There are two things happening with All Roads Lead to Austen: A Yearlong Journey with Jane by Amy Elizabeth Smith – it’s a travelogue, in similar vein to Elizabeth Gilbert’sEat, Pray, Love or anything written by Peter Mayle, but it’s also an interesting take on the Jane Austen cult that has emerged in the mid 1990s, that seems to still be pervasive among book lovers. A idle stroll through the popular fiction section of your local Barnes and Noble will confirm Austen’s evergreen popularity: spin-offs, sequels, parodies, and even horror books that have Austen’s iconic characters tussle with vampires and werewolves; even esteemed mystery writer P.D. James entered the Austen fiction world with her well-receivedDeath in Pemberley.
Smith, an English professor, goes on a trip throughout Latin America, organizing book clubs around a different Austen book, to see if Austen’s themes and messages translate. On the way, she meets up with locals, is infected by a tropical disease, and even finds romance.
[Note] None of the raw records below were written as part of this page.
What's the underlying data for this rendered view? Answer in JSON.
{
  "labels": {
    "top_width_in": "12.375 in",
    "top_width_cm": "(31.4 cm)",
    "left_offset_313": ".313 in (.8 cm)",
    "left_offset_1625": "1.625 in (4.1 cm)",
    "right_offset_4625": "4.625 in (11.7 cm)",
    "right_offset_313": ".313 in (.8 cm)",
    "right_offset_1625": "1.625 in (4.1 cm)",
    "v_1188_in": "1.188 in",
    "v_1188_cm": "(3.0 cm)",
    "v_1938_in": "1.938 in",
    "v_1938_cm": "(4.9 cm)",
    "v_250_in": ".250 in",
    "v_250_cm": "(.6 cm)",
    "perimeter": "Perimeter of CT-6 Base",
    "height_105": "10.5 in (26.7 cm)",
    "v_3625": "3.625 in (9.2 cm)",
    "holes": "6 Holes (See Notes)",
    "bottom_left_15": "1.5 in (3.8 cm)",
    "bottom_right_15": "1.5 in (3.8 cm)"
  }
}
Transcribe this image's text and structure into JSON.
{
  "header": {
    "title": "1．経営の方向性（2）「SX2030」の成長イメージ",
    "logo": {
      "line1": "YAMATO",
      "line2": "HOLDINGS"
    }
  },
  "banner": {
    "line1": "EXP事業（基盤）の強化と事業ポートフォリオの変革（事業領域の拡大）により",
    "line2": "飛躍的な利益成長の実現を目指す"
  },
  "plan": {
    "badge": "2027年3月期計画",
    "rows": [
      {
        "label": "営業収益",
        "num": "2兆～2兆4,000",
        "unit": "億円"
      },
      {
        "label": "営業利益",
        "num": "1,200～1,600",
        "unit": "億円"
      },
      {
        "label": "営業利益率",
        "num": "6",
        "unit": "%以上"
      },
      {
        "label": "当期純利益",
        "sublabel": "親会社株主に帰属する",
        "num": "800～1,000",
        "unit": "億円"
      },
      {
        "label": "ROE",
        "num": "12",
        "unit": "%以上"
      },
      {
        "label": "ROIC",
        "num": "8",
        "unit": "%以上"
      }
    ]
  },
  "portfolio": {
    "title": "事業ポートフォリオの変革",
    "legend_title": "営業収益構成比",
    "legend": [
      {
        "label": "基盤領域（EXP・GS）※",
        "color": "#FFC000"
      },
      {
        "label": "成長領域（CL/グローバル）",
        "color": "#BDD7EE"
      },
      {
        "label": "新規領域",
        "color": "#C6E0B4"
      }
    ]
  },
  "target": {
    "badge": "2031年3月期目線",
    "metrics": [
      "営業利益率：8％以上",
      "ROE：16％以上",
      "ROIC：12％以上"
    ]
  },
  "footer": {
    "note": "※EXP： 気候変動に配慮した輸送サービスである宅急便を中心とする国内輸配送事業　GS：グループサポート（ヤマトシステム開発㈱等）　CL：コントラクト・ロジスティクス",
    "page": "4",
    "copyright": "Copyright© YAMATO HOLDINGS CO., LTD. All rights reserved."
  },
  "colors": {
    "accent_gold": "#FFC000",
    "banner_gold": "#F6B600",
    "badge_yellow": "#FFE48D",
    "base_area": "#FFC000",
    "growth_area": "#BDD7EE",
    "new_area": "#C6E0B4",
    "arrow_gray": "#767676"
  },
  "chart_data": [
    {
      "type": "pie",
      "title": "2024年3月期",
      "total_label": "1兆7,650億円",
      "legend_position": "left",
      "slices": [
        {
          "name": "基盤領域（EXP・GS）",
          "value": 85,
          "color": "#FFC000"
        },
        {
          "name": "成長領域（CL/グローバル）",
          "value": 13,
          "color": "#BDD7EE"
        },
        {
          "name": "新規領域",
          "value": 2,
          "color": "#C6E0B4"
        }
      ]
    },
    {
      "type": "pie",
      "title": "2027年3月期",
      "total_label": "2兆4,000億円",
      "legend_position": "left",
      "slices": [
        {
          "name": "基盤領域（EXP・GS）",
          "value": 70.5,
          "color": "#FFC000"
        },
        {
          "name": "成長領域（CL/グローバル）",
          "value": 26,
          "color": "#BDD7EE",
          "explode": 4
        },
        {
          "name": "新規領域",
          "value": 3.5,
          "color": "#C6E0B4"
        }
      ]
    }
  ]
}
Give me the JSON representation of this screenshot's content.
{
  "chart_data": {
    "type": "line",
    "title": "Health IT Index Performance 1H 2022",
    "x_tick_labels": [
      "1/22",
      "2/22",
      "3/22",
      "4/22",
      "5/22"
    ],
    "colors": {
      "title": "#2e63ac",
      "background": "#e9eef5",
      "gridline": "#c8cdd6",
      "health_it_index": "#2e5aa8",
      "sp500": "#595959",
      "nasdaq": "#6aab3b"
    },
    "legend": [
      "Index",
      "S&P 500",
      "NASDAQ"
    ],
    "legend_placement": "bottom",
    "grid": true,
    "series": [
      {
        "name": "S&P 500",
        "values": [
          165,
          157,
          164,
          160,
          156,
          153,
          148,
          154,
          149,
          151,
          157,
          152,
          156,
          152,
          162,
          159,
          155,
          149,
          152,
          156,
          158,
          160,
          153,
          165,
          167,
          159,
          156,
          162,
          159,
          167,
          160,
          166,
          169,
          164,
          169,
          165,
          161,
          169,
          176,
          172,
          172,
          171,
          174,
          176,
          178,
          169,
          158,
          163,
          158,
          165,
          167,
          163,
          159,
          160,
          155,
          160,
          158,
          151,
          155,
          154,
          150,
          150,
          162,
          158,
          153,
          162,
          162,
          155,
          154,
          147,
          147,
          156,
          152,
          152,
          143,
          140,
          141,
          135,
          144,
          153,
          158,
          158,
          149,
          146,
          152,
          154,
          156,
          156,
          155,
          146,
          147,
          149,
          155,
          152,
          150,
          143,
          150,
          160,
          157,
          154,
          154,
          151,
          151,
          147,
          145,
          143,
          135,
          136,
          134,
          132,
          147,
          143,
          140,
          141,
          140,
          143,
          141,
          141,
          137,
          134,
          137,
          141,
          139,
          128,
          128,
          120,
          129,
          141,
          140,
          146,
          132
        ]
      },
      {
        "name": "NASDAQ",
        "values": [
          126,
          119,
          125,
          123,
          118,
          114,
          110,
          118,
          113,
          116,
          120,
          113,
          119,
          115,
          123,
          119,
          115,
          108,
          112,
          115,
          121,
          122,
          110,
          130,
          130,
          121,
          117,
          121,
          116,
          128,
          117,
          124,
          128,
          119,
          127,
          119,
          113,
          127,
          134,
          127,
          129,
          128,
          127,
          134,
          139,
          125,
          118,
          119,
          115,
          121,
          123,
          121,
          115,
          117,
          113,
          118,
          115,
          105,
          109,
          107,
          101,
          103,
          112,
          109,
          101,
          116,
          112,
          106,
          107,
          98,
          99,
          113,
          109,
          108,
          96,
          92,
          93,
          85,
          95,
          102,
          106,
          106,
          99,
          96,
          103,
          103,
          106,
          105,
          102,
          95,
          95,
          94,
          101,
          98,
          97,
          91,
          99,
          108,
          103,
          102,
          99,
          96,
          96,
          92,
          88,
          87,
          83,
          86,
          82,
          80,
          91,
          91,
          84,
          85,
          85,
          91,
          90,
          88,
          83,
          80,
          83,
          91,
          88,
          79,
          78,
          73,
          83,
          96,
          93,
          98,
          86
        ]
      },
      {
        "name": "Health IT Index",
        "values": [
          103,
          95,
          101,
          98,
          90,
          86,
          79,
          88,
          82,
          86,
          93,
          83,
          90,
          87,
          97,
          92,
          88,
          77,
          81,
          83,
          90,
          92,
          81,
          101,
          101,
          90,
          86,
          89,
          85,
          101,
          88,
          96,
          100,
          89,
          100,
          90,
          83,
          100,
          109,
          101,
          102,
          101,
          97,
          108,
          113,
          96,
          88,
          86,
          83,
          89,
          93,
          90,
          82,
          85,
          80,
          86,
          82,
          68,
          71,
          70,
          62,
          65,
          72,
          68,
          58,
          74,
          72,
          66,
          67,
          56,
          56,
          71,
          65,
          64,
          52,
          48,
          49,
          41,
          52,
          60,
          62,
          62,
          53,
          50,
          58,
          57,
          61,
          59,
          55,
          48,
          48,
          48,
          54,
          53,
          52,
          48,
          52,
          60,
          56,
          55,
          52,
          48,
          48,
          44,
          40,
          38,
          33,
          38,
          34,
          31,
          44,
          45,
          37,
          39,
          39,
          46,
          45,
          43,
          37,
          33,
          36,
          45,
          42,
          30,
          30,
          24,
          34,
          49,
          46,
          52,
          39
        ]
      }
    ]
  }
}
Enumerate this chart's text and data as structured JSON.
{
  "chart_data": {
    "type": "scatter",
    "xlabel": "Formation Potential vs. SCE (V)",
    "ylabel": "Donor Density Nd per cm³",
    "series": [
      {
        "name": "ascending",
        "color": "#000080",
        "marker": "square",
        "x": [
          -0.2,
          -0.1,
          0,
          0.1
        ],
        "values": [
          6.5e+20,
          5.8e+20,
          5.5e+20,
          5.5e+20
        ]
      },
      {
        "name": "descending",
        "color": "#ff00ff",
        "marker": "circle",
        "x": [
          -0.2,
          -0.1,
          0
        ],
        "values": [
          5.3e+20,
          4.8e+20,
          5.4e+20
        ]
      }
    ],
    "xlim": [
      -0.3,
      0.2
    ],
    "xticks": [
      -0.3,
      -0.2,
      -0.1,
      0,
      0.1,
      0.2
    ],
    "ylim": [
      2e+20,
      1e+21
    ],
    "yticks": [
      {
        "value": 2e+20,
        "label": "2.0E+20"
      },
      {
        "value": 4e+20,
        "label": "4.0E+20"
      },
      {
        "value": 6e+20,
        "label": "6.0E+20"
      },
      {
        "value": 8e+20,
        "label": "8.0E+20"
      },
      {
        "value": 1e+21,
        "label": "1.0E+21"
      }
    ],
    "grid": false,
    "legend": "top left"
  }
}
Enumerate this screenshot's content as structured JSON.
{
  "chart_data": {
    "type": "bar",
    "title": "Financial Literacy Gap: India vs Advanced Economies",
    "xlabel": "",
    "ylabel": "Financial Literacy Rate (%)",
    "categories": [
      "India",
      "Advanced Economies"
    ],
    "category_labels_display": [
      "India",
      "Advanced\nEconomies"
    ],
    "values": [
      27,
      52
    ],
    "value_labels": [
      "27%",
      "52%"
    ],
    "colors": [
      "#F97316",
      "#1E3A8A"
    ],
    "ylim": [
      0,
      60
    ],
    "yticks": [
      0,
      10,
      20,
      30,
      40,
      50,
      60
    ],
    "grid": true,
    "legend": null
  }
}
Your tolerance for Smith’s book will depend on two things: your affection for Jane Austen and your patience for reading about a financially well-off woman getting to take a year off from her life to swanning off to South America.
When Smith shared her plan with some of her colleagues they brought up charges of cultural colonialism. A fair and valid concern, but it was quickly dismissed with the enthusiasm of the readers Smith was able to assemble on her journey. An excellent aspect of this book is the diversity represented in Latin America: for too many, it’s all Mexico. Smith’s strong grasp of Spanish is tested because each country has its own take on the language, and she has to adjust.
As well as the cultural diversity, another fascinating aspect of All Roads Lead to Austen is the debate – the arguments and discussions that Smith leads are wonderful: and even though socially, the groups weren’t terribly diverse, the backgrounds and perspective were fantastically varied. Questions of class, feminism, education and family were raised consistently throughout the debates, but cultural differences from each country would inform the opinions raised.
Smith is a gregarious and funny narrator and she’s also very curious about her surroundings. At the end of the book, I came away with a renewed interested in Jane Austen’s books, as well as, a new interest in Latin American travel. All Roads Lead to Austen is a wonderful, light, read.